Every week, usually on Monday, but sometimes on Saturday, my hosts go to St. Maixent l’Ecole, a booming little town with lots of supermarkets. Leclerc is similar to Tesco in the UK or Ireland, and like a small Walmart in the U.S. Lidl is basically an Aldi store (it might be owned by them). You get basic foodstuffs that look like the brands you recognize, but the names are all different. For example, the other day at Lidl, we were picking out breakfast cereals. I named Cocoa Crispies, Sugar Smacks (actually don’t think they use ‘sugar’ in the name anymore), Fruit and Fiber, bran flakes, and a bran flake with nuts in it that reminded me of Great Grains.
Cereals are familiar and similar the world over, it seems. Other items are definitely ‘French,’ like coq au vin in a jar, tuna pizza (?!), and paté that is really cheap (around 65 cents per small jar).
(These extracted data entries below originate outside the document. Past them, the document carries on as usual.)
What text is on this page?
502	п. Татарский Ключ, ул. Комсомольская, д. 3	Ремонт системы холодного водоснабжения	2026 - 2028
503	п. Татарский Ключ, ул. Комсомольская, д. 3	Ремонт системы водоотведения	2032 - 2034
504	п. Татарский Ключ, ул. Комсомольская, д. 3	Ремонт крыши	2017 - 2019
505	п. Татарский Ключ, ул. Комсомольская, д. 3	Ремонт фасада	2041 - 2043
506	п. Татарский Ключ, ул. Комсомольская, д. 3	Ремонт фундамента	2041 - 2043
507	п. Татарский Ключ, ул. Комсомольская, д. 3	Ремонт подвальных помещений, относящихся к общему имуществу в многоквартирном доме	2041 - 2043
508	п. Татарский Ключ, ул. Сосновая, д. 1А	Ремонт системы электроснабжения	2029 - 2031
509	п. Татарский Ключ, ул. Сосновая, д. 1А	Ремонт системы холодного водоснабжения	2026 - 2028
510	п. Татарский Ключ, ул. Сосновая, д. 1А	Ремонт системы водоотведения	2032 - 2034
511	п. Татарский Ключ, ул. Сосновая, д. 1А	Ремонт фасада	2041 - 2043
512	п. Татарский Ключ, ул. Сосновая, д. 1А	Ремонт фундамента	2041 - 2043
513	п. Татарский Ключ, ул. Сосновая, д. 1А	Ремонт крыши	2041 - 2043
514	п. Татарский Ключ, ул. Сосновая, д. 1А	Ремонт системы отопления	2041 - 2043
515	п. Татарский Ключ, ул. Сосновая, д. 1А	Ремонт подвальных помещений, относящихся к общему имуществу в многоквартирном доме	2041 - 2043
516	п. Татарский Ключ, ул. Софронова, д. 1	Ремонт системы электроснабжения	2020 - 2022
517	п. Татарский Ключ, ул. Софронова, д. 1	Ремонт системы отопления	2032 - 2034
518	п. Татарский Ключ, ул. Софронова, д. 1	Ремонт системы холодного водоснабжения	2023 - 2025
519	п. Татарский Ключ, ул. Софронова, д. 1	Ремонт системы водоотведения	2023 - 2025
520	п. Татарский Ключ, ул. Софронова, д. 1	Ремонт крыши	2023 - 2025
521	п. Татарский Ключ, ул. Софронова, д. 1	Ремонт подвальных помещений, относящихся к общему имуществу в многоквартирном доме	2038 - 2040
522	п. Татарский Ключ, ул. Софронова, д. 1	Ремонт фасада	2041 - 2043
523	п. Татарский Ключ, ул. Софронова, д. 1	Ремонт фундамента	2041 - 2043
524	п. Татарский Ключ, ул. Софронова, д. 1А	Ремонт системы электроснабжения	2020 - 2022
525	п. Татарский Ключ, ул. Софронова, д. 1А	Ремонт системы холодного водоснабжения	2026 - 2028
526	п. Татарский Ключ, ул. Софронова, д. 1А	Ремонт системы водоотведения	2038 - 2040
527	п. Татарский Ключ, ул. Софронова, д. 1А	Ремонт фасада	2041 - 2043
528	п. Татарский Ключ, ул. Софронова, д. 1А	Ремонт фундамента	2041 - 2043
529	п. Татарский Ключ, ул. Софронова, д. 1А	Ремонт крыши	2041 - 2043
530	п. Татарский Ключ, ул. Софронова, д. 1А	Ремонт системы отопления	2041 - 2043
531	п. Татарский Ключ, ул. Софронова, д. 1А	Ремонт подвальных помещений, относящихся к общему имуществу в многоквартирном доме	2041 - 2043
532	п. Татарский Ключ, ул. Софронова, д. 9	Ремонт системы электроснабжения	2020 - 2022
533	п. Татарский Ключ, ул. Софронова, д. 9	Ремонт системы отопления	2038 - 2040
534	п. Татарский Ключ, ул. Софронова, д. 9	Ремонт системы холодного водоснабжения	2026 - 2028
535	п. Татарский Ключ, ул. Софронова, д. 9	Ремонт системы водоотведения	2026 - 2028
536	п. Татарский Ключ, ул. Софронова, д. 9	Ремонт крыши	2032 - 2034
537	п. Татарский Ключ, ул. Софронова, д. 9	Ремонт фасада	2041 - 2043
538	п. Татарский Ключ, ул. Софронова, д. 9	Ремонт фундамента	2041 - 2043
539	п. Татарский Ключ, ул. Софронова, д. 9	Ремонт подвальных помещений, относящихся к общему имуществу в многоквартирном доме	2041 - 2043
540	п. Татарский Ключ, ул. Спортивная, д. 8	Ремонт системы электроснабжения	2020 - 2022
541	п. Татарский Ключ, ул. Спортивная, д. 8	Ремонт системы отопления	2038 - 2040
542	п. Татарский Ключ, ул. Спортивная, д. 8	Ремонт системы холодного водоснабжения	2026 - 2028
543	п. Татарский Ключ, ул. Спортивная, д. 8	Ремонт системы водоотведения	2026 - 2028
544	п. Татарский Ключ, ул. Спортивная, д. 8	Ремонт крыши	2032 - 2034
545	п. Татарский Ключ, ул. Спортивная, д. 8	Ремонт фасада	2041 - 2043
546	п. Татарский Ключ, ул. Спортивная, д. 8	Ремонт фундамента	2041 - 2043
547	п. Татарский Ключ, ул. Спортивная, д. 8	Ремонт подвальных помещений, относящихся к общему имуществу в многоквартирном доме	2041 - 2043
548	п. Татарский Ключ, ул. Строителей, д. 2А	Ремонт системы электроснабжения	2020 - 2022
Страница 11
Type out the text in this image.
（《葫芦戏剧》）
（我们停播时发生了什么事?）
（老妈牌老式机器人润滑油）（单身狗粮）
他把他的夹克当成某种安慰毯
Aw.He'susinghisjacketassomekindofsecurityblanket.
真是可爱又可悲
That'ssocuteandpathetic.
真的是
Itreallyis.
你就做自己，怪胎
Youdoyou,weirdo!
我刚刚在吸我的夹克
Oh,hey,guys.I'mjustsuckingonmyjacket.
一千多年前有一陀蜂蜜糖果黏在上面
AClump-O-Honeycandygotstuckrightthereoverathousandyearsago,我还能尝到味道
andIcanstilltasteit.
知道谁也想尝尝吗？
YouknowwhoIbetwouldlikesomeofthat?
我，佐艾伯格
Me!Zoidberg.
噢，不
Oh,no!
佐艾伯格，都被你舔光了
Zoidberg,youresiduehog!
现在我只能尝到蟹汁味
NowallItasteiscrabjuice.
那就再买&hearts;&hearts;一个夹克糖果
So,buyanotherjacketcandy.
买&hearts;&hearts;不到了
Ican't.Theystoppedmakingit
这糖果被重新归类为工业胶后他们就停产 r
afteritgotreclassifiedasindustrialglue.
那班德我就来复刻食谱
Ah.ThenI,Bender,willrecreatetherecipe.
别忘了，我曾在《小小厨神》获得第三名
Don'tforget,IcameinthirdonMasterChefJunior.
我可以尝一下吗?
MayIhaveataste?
Last Saturday we went to town so we could go to the open air market. There was a woman selling young poultry—baby ducks, chicks, turkeys, guinea fowl, geese. There was a garden center set up selling starters of most vegetables, seed potatoes, and garden equipment like watering cans in 4 sizes and rubber wash tubs. Over on the mall area, there were vendors with kitchen utensils, hats, clothes, dolls, purses and totes, and more. We didn’t buy anything, but it was fun to wander and look at everything. I practiced my French on one woman, who had about as much English as my French. I asked “Combien?” (“How much?”) to one man who replied, “C’est marqué, five euros.” I asked him if he’d pegged me as American, and he grinned. Ros said I spoke French with an American accent.
Here are the pics from the day, including the chocolate Easter chicken for sale at Lidl’s. I saw no chocolate bunnies, just this huge hen. Of course, there were other Easter candies for sale, but this tickled me for some reason. I really should have bought it; even the nest was chocolate.